The processor also includes cybersecurity optimizations. An Arm technology called BTI, or Branch Target Identification, blocks cyberattacks that attempt to use Graviton4’s branch prediction mechanism. This is a CPU component that completes some calculations before the results are needed to save time. Additionally, the hardware interfaces through which Graviton4 sends data traffic to other components of AWS’ infrastructure are encrypted.

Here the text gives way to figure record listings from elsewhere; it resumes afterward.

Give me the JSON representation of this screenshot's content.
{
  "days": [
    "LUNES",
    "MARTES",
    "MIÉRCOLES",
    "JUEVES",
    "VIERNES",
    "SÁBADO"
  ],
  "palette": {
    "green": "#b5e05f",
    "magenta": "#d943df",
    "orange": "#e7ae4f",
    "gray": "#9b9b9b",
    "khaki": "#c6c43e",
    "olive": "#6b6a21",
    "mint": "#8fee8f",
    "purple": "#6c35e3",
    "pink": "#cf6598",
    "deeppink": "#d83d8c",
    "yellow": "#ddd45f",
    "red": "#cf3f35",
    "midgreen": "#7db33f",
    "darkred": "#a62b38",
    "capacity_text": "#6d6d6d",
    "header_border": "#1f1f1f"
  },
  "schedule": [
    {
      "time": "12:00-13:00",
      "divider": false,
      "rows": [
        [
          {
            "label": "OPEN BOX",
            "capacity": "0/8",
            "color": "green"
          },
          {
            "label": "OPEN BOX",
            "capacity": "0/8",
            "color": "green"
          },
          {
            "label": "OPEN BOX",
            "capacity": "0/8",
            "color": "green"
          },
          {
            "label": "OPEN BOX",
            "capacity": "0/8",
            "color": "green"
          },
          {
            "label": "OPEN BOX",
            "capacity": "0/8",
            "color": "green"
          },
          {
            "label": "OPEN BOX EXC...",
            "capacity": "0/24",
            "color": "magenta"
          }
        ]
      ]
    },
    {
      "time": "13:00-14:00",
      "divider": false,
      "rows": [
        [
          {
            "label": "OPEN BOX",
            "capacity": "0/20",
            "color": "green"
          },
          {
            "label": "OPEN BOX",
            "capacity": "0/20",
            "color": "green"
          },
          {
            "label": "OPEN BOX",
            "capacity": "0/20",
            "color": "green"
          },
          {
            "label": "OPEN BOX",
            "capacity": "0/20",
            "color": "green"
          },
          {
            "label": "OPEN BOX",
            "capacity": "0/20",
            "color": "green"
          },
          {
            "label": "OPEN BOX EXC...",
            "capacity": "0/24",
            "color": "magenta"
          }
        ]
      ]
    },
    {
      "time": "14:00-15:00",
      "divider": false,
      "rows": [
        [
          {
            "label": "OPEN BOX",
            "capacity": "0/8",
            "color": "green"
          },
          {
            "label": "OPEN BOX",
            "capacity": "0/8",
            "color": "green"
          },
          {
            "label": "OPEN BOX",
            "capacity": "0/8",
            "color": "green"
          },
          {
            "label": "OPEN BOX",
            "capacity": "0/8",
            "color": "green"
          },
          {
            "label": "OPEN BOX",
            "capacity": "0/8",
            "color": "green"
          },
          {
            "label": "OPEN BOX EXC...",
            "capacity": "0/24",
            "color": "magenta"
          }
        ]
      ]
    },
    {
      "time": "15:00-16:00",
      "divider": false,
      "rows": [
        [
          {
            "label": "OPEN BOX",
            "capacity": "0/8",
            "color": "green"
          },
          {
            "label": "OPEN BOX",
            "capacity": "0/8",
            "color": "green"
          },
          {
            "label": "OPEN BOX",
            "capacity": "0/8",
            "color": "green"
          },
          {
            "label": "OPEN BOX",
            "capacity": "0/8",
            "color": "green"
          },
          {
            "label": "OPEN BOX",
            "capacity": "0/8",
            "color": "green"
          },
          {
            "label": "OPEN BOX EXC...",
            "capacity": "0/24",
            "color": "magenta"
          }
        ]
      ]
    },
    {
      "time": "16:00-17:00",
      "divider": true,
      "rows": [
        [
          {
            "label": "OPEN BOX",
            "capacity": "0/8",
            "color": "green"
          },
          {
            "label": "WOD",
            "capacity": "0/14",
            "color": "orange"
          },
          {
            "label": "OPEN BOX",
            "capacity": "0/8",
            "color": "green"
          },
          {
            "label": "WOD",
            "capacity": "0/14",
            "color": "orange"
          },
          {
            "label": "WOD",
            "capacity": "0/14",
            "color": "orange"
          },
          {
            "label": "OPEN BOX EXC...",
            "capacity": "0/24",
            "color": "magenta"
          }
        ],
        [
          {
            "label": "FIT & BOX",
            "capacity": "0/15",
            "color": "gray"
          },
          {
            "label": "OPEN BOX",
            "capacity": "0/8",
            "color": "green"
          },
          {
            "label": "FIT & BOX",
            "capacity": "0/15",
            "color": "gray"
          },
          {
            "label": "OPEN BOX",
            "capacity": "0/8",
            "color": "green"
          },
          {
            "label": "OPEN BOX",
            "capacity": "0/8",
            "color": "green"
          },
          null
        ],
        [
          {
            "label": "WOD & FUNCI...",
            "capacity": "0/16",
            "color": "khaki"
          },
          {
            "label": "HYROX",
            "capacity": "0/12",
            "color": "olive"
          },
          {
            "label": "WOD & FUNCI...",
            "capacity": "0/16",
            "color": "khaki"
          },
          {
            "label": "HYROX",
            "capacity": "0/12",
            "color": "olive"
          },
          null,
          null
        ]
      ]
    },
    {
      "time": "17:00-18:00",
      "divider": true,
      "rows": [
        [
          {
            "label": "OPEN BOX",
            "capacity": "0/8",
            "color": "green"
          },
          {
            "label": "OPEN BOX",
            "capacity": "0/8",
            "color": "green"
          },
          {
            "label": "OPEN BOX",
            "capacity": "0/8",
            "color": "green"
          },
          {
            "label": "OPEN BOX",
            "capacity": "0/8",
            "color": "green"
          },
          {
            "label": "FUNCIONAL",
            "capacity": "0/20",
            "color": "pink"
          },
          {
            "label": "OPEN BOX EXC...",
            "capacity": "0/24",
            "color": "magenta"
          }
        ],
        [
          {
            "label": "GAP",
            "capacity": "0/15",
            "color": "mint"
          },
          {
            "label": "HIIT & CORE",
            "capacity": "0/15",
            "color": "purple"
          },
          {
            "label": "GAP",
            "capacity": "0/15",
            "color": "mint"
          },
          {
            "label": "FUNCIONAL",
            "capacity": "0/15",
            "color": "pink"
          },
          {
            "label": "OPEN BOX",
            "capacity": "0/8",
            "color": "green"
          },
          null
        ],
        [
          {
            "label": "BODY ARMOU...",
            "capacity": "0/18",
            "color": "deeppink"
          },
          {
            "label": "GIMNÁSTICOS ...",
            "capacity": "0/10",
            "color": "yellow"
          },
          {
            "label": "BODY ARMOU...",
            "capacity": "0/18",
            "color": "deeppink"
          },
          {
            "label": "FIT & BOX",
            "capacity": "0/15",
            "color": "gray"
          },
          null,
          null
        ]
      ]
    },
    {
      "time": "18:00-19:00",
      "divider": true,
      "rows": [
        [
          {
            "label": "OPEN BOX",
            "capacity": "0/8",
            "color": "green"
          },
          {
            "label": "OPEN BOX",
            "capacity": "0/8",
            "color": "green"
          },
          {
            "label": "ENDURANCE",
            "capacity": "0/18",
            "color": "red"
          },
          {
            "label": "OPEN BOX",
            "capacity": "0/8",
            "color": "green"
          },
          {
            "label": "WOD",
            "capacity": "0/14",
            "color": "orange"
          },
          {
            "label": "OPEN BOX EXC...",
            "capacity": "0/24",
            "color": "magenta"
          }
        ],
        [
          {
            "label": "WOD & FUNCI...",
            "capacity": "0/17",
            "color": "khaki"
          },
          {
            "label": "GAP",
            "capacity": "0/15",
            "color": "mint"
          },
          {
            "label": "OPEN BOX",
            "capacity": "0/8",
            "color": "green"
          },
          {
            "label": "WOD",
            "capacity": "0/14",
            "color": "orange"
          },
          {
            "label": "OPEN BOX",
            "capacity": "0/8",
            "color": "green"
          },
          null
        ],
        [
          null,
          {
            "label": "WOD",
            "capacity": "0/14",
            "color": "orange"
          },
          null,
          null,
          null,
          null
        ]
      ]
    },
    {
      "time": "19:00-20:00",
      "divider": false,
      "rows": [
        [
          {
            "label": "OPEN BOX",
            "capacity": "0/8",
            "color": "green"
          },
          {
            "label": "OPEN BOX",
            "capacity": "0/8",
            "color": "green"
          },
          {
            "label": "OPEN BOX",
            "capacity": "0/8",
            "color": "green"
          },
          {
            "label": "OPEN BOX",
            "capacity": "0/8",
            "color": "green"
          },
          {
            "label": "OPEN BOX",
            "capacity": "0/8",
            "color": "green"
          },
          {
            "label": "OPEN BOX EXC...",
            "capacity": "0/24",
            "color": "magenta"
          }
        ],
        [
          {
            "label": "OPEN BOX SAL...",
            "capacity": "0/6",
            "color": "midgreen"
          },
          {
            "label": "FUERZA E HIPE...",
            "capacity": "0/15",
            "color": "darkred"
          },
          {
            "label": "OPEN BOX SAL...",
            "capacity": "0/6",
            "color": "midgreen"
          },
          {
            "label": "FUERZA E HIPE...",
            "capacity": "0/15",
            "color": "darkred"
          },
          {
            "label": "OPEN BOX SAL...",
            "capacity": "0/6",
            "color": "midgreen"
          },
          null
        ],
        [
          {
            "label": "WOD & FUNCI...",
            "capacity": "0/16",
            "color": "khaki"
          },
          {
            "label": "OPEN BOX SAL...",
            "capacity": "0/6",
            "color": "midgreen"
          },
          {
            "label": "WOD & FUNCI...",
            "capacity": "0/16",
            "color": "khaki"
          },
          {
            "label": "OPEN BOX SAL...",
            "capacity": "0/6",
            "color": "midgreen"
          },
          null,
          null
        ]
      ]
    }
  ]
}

The updated version of Graviton4 that the cloud giant plans to announce will reportedly offer 600 gigabits per second, or Gbps, of network bandwidth. Current Graviton4-powered instances provide up to 50 Gbps. Each chip also offers up to 536.7 Gbps of memory bandwidth, which determines the rate at which data moves to and from RAM. That metric can heavily influences application performance.
According to CNBC, AWS will announce the release schedule of Graviton4 later this month. Trainium2, the Amazon.com Inc.’s other new chip, is expected to launch by year’s end.
AWS’ current-generation AI training chip, Trainium2, provides 1.29 petaflops of performance when processing FP8 floating point numbers. Those are data units that neural networks commonly use to perform calculations. One petaflop corresponds to one quadrillion, or a thousand trillion, computations per second.
Trainium2’s processing capacity is provided by eight cores based on a design called NeuronCore-V3. They’re supported by 96 gibibytes of onboard memory. Developers may optically combine the compute and memory resources of multiple cores into a single virtual core, an arrangement that streamlines some large-scale AI training projects.
AWS expects its next-generation Trainium3 chip to provide double the performance of Trainium2. Additionally, it’s expected to be 50% more energy-efficient.
AWS also uses other custom chips besides Graviton and Trainium processors to power its cloud platform. The Amazon unit’s Nitro Security Chip, for example, protects its servers from tempering attempts. AWS data centers also contain Nitro Cards, devices that use custom processors to manage the flow of network traffic.